Like Losey's most celebrated film, 1963's
The Servant, Mr. Klein deals with shifting personas. As the movie
reaches its conclusion we're unsure whether the other Klein really
exists or if he's some Golem conjured to torment this man who has
exploited his Jewish neighbours. There's a heavy dose of Kafka in
Klein's dealings with bureaucracy, and even
North by North West is a touchstone.
Just as Losey seems to draw inspiration from various sources, so too
has Mr. Klein seemingly inspired subsequent filmmakers.
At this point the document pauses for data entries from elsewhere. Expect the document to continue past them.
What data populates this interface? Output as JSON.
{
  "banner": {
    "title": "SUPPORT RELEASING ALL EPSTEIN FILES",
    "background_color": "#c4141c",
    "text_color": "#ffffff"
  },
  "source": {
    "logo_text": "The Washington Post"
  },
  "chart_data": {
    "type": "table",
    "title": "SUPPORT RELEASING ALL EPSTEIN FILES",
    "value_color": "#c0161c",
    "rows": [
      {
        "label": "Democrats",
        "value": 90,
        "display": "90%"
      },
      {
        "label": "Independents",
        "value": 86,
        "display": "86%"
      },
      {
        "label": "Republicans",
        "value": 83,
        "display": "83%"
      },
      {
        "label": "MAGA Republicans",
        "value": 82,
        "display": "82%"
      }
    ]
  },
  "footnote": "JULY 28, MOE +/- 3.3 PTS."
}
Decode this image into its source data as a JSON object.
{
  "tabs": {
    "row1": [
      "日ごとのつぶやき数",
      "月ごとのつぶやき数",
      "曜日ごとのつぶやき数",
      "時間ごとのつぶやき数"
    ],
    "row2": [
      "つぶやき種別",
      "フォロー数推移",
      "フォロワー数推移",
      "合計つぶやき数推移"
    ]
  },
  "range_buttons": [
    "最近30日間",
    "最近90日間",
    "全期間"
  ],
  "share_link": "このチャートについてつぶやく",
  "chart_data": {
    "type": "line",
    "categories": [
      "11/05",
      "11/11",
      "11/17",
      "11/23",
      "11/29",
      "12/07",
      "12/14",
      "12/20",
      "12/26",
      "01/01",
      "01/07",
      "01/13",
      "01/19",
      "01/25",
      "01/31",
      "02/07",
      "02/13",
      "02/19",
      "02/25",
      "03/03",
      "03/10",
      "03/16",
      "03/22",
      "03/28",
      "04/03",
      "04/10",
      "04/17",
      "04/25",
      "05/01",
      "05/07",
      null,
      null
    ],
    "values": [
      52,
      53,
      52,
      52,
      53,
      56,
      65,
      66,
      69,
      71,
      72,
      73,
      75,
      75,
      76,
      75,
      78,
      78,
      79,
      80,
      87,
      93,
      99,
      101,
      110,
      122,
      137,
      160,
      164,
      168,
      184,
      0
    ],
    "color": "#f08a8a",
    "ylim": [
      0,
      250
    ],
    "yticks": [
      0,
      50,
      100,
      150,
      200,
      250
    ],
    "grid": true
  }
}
Michael Haneke's 2005 thriller Hidden sees Daniel Auteil
play a man similarly tormented by an unknown source, and that film
highlights another racist chapter in 20th century French history, the
1961 Seine River massacre. Haneke's movie also draws influence from
David Lynch's Lost Highway, which itself has a similar premise to Losey's film. Spielberg's
Schindler's List has a similarly caustic tone with moments
of black as night comedy. Even Larry David seems to have referenced
Mr. Klein in a season of
Curb Your Enthusiasm when the none more Jewish David
begins to believe he was actually born to Christian parents.
Brushed up in a swanky new restoration, Mr. Klein is
primed to find a new audience. With the subject of cultural
appropriation a hot button issue in recent years, it's lost none of its
insight into how we relate to art and those who create it.